Toss the greens in as much dressing as seems good to you.....then top with oranges, almonds and cranberries

Lemon Bread

1 1/2 cup sifted flour
1 tsp baking powder
1/4 tsp salt
Grated rind of 1 Lemon
1/2 cup butter softened
1 cup sugar
2 eggs
1/2 cup milk
1 tsp lemon extract

glaze

1/2 cup confectioners sugar
1/4 cup lemon juice

1. Heat the oven to 350. In a medium bowl sift together the flour, baking powder and salt.

2. Stir the grated lemon rind into the flour mixture.

3. In a separate bowl cream together the butter and sugar, than add the eggs one at a time until well blended. Add the Lemon extract to this mixture.

4. Add the flour mixture to the butter mixture alternating with the 1/2 cup of milk.

5.Pour the batter into the bread pan and bake for 50 min or until a toothpick comes out clean.

6. for the glaze dissolve 1/2 cup confectioners sugar in 1/4 cup lemon juice.... Over low heat. Pierce the top of the bread and pour on the glaze (while still hot). Cool in the pan for 15 min then cool completely on a wire rack.

Blueberry Streusel Bread

4 Tbls butter (at room temperature)
3/4 cup sugar
1 egg
1/2 cup milk
2 cups flour
2 tsp. baking powder
1/2 tsp. salt
2 cups fresh blueberries

for the topping
1/2 cup sugar
1/3 cup flour
1/2 tsp. ground cinnamon
4 Tbs. butter, cut into pieces

1. Preheat the oven to 375. Grease a 9 inch square baking dish.
2. With an electric mixer, cream the butter or margarine with the sugar until light and fluffy. Add the egg beat to combine, then mix in the milk until blended.
3. Stir together the flour, baking powder, and salt, then stir into the above mixture.
4. Add the blueberries and stir.
5. Transfer mixture to a well greased 9 inch square pan.
6. For the topping, place the sugar, flour, cinnamon and butter in a mixing bowl, cut in with a pastry blender until the mixture resembles coarse crumbs.
7. Sprinkle this mixture over the batter in the pan.
8. Bake until a cake tester inserted in the center comes out clean, about 45 min. Serve warm...or cold.

Caramel Cheesecake

2 cups crushed vanilla wafers
6 Tbsp. butter, melted
1 14-oz pkg. vanilla caramels
1 5-oz. can evaporated milk
1 cup chopped pecans, toasted
2 8-oz pkg. cream cheese softened
1/2 cup sugar
1 tsp vanilla
2 eggs
1/2 cup semisweet chocolate pieces, melted and slightly cooled
Caramel ice cream topping (optional)
Whipped cream (optional)

1. Preheat oven to 350. In medium bowl. combine crushed wafers and butter. Press onto bottom and about 2 inches up side of 9-inch spring form pan. Bake for 10 minutes; cool.

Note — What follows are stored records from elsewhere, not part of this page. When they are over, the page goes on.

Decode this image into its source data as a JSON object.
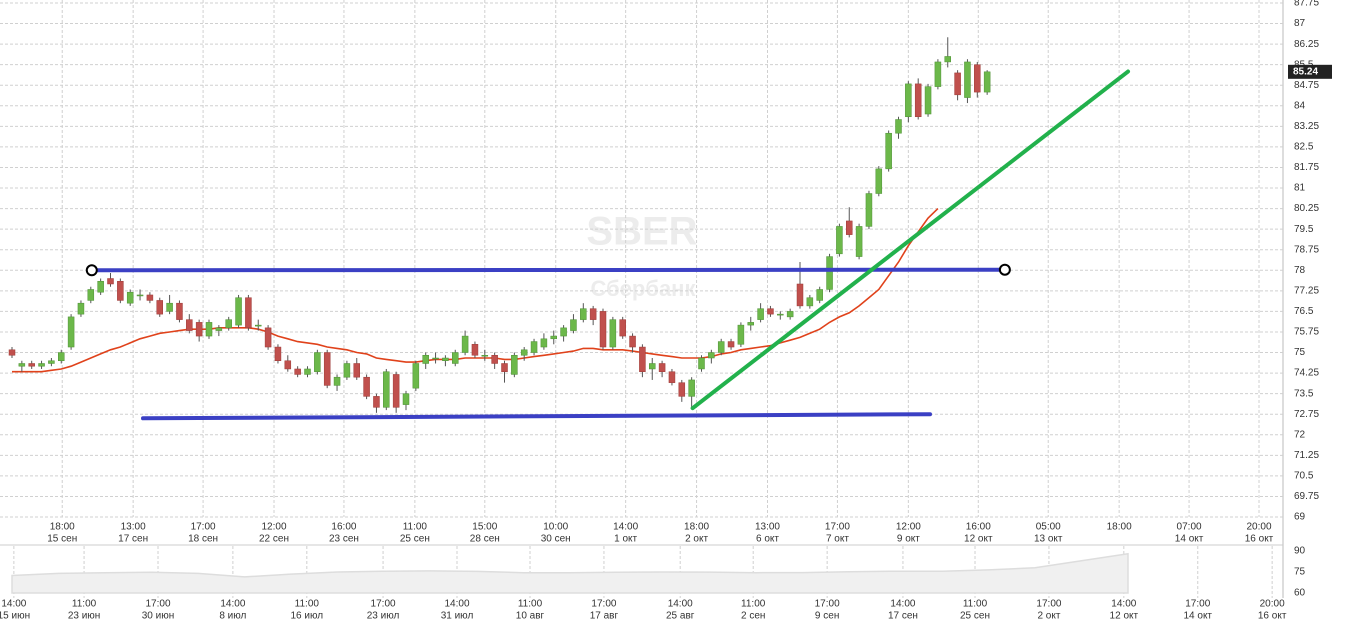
{
  "chart_data": {
    "type": "candlestick",
    "title": "SBER",
    "subtitle": "Сбербанк",
    "up_color": "#6cb84a",
    "down_color": "#c0504d",
    "wick_color": "#555555",
    "ylim": [
      69,
      87.75
    ],
    "yticks": [
      69,
      69.75,
      70.5,
      71.25,
      72,
      72.75,
      73.5,
      74.25,
      75,
      75.75,
      76.5,
      77.25,
      78,
      78.75,
      79.5,
      80.25,
      81,
      81.75,
      82.5,
      83.25,
      84,
      84.75,
      85.5,
      86.25,
      87,
      87.75
    ],
    "grid": true,
    "last_price": 85.24,
    "xticks": [
      {
        "value": 5.1,
        "label": "18:00",
        "sublabel": "15 сен"
      },
      {
        "value": 12.3,
        "label": "13:00",
        "sublabel": "17 сен"
      },
      {
        "value": 19.4,
        "label": "17:00",
        "sublabel": "18 сен"
      },
      {
        "value": 26.6,
        "label": "12:00",
        "sublabel": "22 сен"
      },
      {
        "value": 33.7,
        "label": "16:00",
        "sublabel": "23 сен"
      },
      {
        "value": 40.9,
        "label": "11:00",
        "sublabel": "25 сен"
      },
      {
        "value": 48.0,
        "label": "15:00",
        "sublabel": "28 сен"
      },
      {
        "value": 55.2,
        "label": "10:00",
        "sublabel": "30 сен"
      },
      {
        "value": 62.3,
        "label": "14:00",
        "sublabel": "1 окт"
      },
      {
        "value": 69.5,
        "label": "18:00",
        "sublabel": "2 окт"
      },
      {
        "value": 76.7,
        "label": "13:00",
        "sublabel": "6 окт"
      },
      {
        "value": 83.8,
        "label": "17:00",
        "sublabel": "7 окт"
      },
      {
        "value": 91.0,
        "label": "12:00",
        "sublabel": "9 окт"
      },
      {
        "value": 98.1,
        "label": "16:00",
        "sublabel": "12 окт"
      },
      {
        "value": 105.2,
        "label": "05:00",
        "sublabel": "13 окт"
      },
      {
        "value": 112.4,
        "label": "18:00"
      },
      {
        "value": 119.5,
        "label": "07:00",
        "sublabel": "14 окт"
      },
      {
        "value": 126.6,
        "label": "20:00",
        "sublabel": "16 окт"
      }
    ],
    "candles": [
      [
        75.1,
        75.2,
        74.8,
        74.9
      ],
      [
        74.5,
        74.7,
        74.3,
        74.6
      ],
      [
        74.6,
        74.7,
        74.4,
        74.5
      ],
      [
        74.5,
        74.7,
        74.4,
        74.6
      ],
      [
        74.6,
        74.8,
        74.5,
        74.7
      ],
      [
        74.7,
        75.1,
        74.6,
        75.0
      ],
      [
        75.2,
        76.4,
        75.1,
        76.3
      ],
      [
        76.4,
        76.9,
        76.3,
        76.8
      ],
      [
        76.9,
        77.4,
        76.8,
        77.3
      ],
      [
        77.2,
        77.7,
        77.1,
        77.6
      ],
      [
        77.7,
        77.9,
        77.4,
        77.5
      ],
      [
        77.6,
        77.7,
        76.8,
        76.9
      ],
      [
        76.8,
        77.3,
        76.7,
        77.2
      ],
      [
        77.1,
        77.3,
        76.9,
        77.1
      ],
      [
        77.1,
        77.2,
        76.8,
        76.9
      ],
      [
        76.9,
        77.0,
        76.3,
        76.4
      ],
      [
        76.5,
        77.1,
        76.4,
        76.8
      ],
      [
        76.8,
        76.9,
        76.1,
        76.2
      ],
      [
        76.2,
        76.4,
        75.7,
        75.8
      ],
      [
        76.1,
        76.2,
        75.4,
        75.6
      ],
      [
        75.6,
        76.2,
        75.5,
        76.1
      ],
      [
        75.8,
        76.0,
        75.6,
        75.9
      ],
      [
        75.9,
        76.3,
        75.8,
        76.2
      ],
      [
        76.0,
        77.1,
        75.9,
        77.0
      ],
      [
        77.0,
        77.1,
        75.8,
        75.9
      ],
      [
        76.0,
        76.2,
        75.8,
        76.0
      ],
      [
        75.9,
        76.0,
        75.1,
        75.2
      ],
      [
        75.2,
        75.3,
        74.6,
        74.7
      ],
      [
        74.7,
        74.9,
        74.3,
        74.4
      ],
      [
        74.4,
        74.5,
        74.1,
        74.2
      ],
      [
        74.2,
        74.5,
        74.1,
        74.4
      ],
      [
        74.3,
        75.1,
        74.2,
        75.0
      ],
      [
        75.0,
        75.1,
        73.7,
        73.8
      ],
      [
        73.8,
        74.2,
        73.6,
        74.1
      ],
      [
        74.1,
        74.7,
        74.0,
        74.6
      ],
      [
        74.6,
        74.8,
        74.0,
        74.1
      ],
      [
        74.1,
        74.2,
        73.3,
        73.4
      ],
      [
        73.4,
        73.5,
        72.8,
        73.0
      ],
      [
        73.0,
        74.4,
        72.9,
        74.3
      ],
      [
        74.2,
        74.3,
        72.8,
        73.0
      ],
      [
        73.1,
        73.6,
        72.9,
        73.5
      ],
      [
        73.7,
        74.7,
        73.6,
        74.6
      ],
      [
        74.6,
        75.0,
        74.4,
        74.9
      ],
      [
        74.8,
        75.0,
        74.6,
        74.8
      ],
      [
        74.7,
        74.9,
        74.5,
        74.8
      ],
      [
        74.6,
        75.1,
        74.5,
        75.0
      ],
      [
        75.0,
        75.8,
        74.9,
        75.6
      ],
      [
        75.3,
        75.4,
        74.8,
        74.9
      ],
      [
        74.9,
        75.1,
        74.7,
        74.9
      ],
      [
        74.9,
        75.0,
        74.4,
        74.6
      ],
      [
        74.6,
        74.7,
        73.9,
        74.3
      ],
      [
        74.2,
        75.0,
        74.1,
        74.9
      ],
      [
        74.9,
        75.2,
        74.7,
        75.1
      ],
      [
        75.0,
        75.5,
        74.9,
        75.4
      ],
      [
        75.2,
        75.7,
        75.1,
        75.5
      ],
      [
        75.5,
        75.8,
        75.3,
        75.6
      ],
      [
        75.6,
        76.0,
        75.4,
        75.9
      ],
      [
        75.8,
        76.4,
        75.7,
        76.2
      ],
      [
        76.2,
        76.8,
        76.1,
        76.6
      ],
      [
        76.6,
        76.7,
        76.0,
        76.2
      ],
      [
        76.5,
        76.6,
        75.1,
        75.2
      ],
      [
        75.2,
        76.3,
        75.1,
        76.2
      ],
      [
        76.2,
        76.3,
        75.5,
        75.6
      ],
      [
        75.6,
        75.7,
        75.0,
        75.2
      ],
      [
        75.2,
        75.3,
        74.1,
        74.3
      ],
      [
        74.4,
        74.8,
        74.0,
        74.6
      ],
      [
        74.6,
        74.7,
        74.1,
        74.3
      ],
      [
        74.3,
        74.4,
        73.8,
        73.9
      ],
      [
        73.9,
        74.0,
        73.2,
        73.4
      ],
      [
        73.4,
        74.1,
        73.0,
        74.0
      ],
      [
        74.4,
        74.9,
        74.3,
        74.8
      ],
      [
        74.8,
        75.1,
        74.6,
        75.0
      ],
      [
        75.0,
        75.5,
        74.9,
        75.4
      ],
      [
        75.4,
        75.5,
        75.1,
        75.2
      ],
      [
        75.3,
        76.1,
        75.2,
        76.0
      ],
      [
        76.0,
        76.3,
        75.8,
        76.1
      ],
      [
        76.2,
        76.8,
        76.1,
        76.6
      ],
      [
        76.6,
        76.7,
        76.3,
        76.4
      ],
      [
        76.4,
        76.5,
        76.2,
        76.4
      ],
      [
        76.3,
        76.6,
        76.2,
        76.5
      ],
      [
        77.5,
        78.3,
        76.6,
        76.7
      ],
      [
        76.7,
        77.1,
        76.6,
        77.0
      ],
      [
        76.9,
        77.4,
        76.8,
        77.3
      ],
      [
        77.3,
        78.6,
        77.2,
        78.5
      ],
      [
        78.6,
        79.7,
        78.5,
        79.6
      ],
      [
        79.8,
        80.3,
        79.2,
        79.3
      ],
      [
        78.5,
        79.7,
        78.4,
        79.6
      ],
      [
        79.6,
        80.9,
        79.5,
        80.8
      ],
      [
        80.8,
        81.8,
        80.7,
        81.7
      ],
      [
        81.7,
        83.1,
        81.6,
        83.0
      ],
      [
        83.0,
        83.6,
        82.8,
        83.5
      ],
      [
        83.6,
        84.9,
        83.4,
        84.8
      ],
      [
        84.8,
        85.0,
        83.5,
        83.6
      ],
      [
        83.7,
        84.8,
        83.6,
        84.7
      ],
      [
        84.7,
        85.7,
        84.6,
        85.6
      ],
      [
        85.6,
        86.5,
        85.4,
        85.8
      ],
      [
        85.2,
        85.3,
        84.2,
        84.4
      ],
      [
        84.3,
        85.7,
        84.1,
        85.6
      ],
      [
        85.5,
        85.6,
        84.3,
        84.5
      ],
      [
        84.5,
        85.3,
        84.4,
        85.24
      ]
    ],
    "ma": {
      "color": "#e0421b",
      "values": [
        74.3,
        74.3,
        74.3,
        74.3,
        74.35,
        74.4,
        74.5,
        74.65,
        74.8,
        74.95,
        75.1,
        75.2,
        75.35,
        75.5,
        75.6,
        75.7,
        75.75,
        75.8,
        75.85,
        75.85,
        75.85,
        75.9,
        75.9,
        75.9,
        75.9,
        75.85,
        75.75,
        75.6,
        75.5,
        75.4,
        75.35,
        75.3,
        75.2,
        75.15,
        75.1,
        75.0,
        74.95,
        74.8,
        74.75,
        74.7,
        74.65,
        74.65,
        74.7,
        74.75,
        74.75,
        74.75,
        74.8,
        74.8,
        74.8,
        74.8,
        74.75,
        74.75,
        74.8,
        74.85,
        74.9,
        74.95,
        75.0,
        75.05,
        75.15,
        75.15,
        75.1,
        75.1,
        75.1,
        75.05,
        75.0,
        74.95,
        74.9,
        74.85,
        74.8,
        74.8,
        74.8,
        74.85,
        74.95,
        75.0,
        75.1,
        75.15,
        75.2,
        75.25,
        75.35,
        75.45,
        75.55,
        75.7,
        75.85,
        76.1,
        76.3,
        76.45,
        76.7,
        77.0,
        77.3,
        77.8,
        78.3,
        78.9,
        79.4,
        79.9,
        80.25,
        null,
        null,
        null,
        null,
        null
      ]
    },
    "drawings": [
      {
        "color": "#3b40c4",
        "points": [
          [
            8.1,
            78.0
          ],
          [
            100.8,
            78.02
          ]
        ],
        "handles": true
      },
      {
        "color": "#3b40c4",
        "points": [
          [
            13.3,
            72.6
          ],
          [
            93.2,
            72.75
          ]
        ],
        "handles": false
      },
      {
        "color": "#22b14c",
        "points": [
          [
            69.1,
            72.97
          ],
          [
            113.3,
            85.25
          ]
        ],
        "handles": false
      }
    ],
    "navigator": {
      "color": "#dddddd",
      "ylim": [
        60,
        90
      ],
      "yticks": [
        90,
        75,
        60
      ],
      "values": [
        72.5,
        74,
        74.5,
        74.8,
        74,
        71.5,
        73.5,
        75,
        75.6,
        75.8,
        75.4,
        74.5,
        74.4,
        74.8,
        75,
        74.9,
        74.5,
        74.6,
        75.2,
        75.6,
        75.6,
        76.5,
        78,
        83,
        88
      ],
      "xticks": [
        {
          "value": 0.04,
          "label": "14:00",
          "sublabel": "15 июн"
        },
        {
          "value": 1.55,
          "label": "11:00",
          "sublabel": "23 июн"
        },
        {
          "value": 3.14,
          "label": "17:00",
          "sublabel": "30 июн"
        },
        {
          "value": 4.75,
          "label": "14:00",
          "sublabel": "8 июл"
        },
        {
          "value": 6.34,
          "label": "11:00",
          "sublabel": "16 июл"
        },
        {
          "value": 7.98,
          "label": "17:00",
          "sublabel": "23 июл"
        },
        {
          "value": 9.57,
          "label": "14:00",
          "sublabel": "31 июл"
        },
        {
          "value": 11.14,
          "label": "11:00",
          "sublabel": "10 авг"
        },
        {
          "value": 12.73,
          "label": "17:00",
          "sublabel": "17 авг"
        },
        {
          "value": 14.37,
          "label": "14:00",
          "sublabel": "25 авг"
        },
        {
          "value": 15.94,
          "label": "11:00",
          "sublabel": "2 сен"
        },
        {
          "value": 17.53,
          "label": "17:00",
          "sublabel": "9 сен"
        },
        {
          "value": 19.16,
          "label": "14:00",
          "sublabel": "17 сен"
        },
        {
          "value": 20.71,
          "label": "11:00",
          "sublabel": "25 сен"
        },
        {
          "value": 22.3,
          "label": "17:00",
          "sublabel": "2 окт"
        },
        {
          "value": 23.91,
          "label": "14:00",
          "sublabel": "12 окт"
        },
        {
          "value": 25.5,
          "label": "17:00",
          "sublabel": "14 окт"
        },
        {
          "value": 27.1,
          "label": "20:00",
          "sublabel": "16 окт"
        }
      ]
    }
  }
}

2. In medium saucepan, combine caramels and evaporated milk. Cook and stir over low heat until smooth. Pour into crust-lined pan. Sprinkle with pecans. Chill until needed.

3. In large bowl. combine cream cheese sugar and vanilla. Beat with electric mixer on medium speed until combined. Add eggs all at once; beat on low speed just until combined. Stir in melted chocolate. Pour mixture over caramel layer.

4. Bake about 40 minutes or until center appears nearly set when gently shaken. Cool on wire rack for 15 minutes. Loosen crust from side of pan; cool. Cover and chill for 4 to 24 hours.

5. Let cheesecake stand at room temperature for 20 minutes. If desired, garnish with additional melted chocolate, caramel topping, whipped cream, and additional chopped pecans.